The Irish government is aiming to increase the number of students learning two foreign languages in state exams in an ambitious 10-year strategy, in spite of a shortage of qualified teachers to teach them, reports Irish Times. As part of efforts to prepare Ireland for Brexit, languages like Mandarin Chinese will be introduced to the curriculum to boost students’ future-preparedness.

Israeli street signs are seeing a rise in Arabic words, alongside Hebrew ones. Currently, about 40% of the signs feature Arabic translations; but the government hopes for all signs in the country to be bilingual Hebrew-Arabic by 2020. Given that 1.8 million of Israel’s citizens are Arabs, the move aims to “narrow the gap between Jews and Arabs in education, housing and policing” in addition to other integration policies.

Commentaries and Features

Is your mother tongue the national language? Hailing from the Philippines—home of 187 languages according to Ethnologue—Pia Tenedero writes about the minoritisation of so-called minority languages in the face of global migration, for Language on the Move.

A native Spanish speaker, Ivan Miguel reflects on the ways in which learning a new language changes one’s perception of reality, for Quartz. He uses his own experience of moving from Spain to New York to illustrate how learning a new language changes our perception of reality.

Preschoolers can learn the critically-endangered Tlingit at ‘language nests’ such as the Haa Yatx’i Hidi early childhood education centre in Carcoss village in Yukon, reports CBC News.

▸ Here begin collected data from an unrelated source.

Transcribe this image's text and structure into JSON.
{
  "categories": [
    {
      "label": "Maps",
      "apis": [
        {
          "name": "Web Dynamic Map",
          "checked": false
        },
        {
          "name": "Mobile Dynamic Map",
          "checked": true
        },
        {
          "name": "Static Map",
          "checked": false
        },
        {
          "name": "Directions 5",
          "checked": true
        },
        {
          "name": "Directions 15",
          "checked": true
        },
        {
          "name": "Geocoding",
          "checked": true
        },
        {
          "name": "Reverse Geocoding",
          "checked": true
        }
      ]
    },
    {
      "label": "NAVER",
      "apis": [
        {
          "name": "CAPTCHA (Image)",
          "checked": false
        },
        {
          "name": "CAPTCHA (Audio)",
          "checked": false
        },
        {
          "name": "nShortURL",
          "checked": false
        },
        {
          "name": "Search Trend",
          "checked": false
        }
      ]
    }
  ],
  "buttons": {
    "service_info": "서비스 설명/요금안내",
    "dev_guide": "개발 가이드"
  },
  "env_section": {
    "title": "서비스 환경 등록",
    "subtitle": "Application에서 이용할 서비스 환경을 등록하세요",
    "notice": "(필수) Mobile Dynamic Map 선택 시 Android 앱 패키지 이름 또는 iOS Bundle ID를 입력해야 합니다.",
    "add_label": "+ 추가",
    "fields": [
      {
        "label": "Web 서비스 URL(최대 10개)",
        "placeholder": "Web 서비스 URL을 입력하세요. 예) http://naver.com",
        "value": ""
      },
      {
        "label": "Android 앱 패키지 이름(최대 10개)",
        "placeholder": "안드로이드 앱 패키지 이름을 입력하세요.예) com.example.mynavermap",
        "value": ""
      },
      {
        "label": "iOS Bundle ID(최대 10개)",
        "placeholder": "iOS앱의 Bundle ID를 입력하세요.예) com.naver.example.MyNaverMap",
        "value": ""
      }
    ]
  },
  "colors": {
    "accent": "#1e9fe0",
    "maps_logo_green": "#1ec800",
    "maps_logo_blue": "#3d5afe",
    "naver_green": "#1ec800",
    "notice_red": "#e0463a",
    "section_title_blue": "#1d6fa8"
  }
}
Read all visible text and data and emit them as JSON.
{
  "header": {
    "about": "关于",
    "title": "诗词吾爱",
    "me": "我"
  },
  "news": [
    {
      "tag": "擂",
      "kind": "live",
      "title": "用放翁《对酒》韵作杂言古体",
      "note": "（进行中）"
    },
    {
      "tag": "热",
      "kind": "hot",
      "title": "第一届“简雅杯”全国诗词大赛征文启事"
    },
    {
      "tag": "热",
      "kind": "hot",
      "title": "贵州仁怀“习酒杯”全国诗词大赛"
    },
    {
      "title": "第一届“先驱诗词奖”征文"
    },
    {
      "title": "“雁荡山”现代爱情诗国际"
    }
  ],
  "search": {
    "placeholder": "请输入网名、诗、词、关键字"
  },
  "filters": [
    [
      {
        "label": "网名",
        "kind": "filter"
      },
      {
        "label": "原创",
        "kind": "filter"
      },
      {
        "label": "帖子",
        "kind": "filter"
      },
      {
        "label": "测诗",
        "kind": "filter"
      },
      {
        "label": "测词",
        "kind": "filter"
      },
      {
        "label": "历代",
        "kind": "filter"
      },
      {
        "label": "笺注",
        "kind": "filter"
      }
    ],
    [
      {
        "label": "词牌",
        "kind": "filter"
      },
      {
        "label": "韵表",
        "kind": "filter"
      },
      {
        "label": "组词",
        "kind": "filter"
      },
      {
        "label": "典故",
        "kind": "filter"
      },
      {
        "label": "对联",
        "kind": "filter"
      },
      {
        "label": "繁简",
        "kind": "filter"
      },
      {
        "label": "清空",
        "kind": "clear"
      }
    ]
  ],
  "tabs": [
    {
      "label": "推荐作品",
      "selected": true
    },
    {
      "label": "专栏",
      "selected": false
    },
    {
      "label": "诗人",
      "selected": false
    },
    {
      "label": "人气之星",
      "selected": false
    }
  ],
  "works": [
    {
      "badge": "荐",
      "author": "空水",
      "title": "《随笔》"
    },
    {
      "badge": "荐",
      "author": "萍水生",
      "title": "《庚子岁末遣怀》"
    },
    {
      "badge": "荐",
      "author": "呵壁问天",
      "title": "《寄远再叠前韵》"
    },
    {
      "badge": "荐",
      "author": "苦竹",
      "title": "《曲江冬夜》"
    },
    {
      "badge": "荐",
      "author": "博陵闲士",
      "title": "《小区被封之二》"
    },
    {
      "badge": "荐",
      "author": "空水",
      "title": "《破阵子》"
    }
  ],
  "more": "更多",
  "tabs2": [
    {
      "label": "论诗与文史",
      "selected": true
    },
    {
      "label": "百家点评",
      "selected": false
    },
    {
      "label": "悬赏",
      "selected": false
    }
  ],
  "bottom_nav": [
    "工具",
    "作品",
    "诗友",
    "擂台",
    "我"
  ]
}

The language—spoken by communities in southeast Alaska, southern Yukon, and northern British Columbia—has just 3 birth speakers, or people who grew up learning and speaking the language natively, left but is now seeing a revival among the young. “She’s relearning her language as an adult, and she teaches because she wants the kids to have an opportunity she was denied.”

Just as French PM issues a ban on the gender-neutral middot (also know as the median-period) and professor of French Renaissance Éliane Viennot launches a petition to end masculine dominance in French grammar, in the New Statesman, Glosswitch makes a case for the novel punctuation to be more gender-inclusive.  “For example, the word for a mixed-gender group of readers is usually written as lecteurs, even if the women outnumber the men, rather than with the feminine plural, lectrices. Using inclusive writing, the word would be written as lecteur·rice·s.

What’s your word of the year? With political crisis and activity making headlines all year and the rise of ‘fake news’, the Cambridge Dictionary declared it populismFor Cas Mudde, it’s nativism, she argues in The Guardian. “This year mainly stands out for the way in which nativism has been whitewashed as populism.”

Assistant Professor of Psychology Evan Bradley of Penn State Brandywine writes about why “continued support for research in all areas of linguistics, basic and applied, will have benefits for every field of inquiry which includes human behavior, for technological and economic development in a global society, and for the health of cultures and institutions”, in Why Social Science.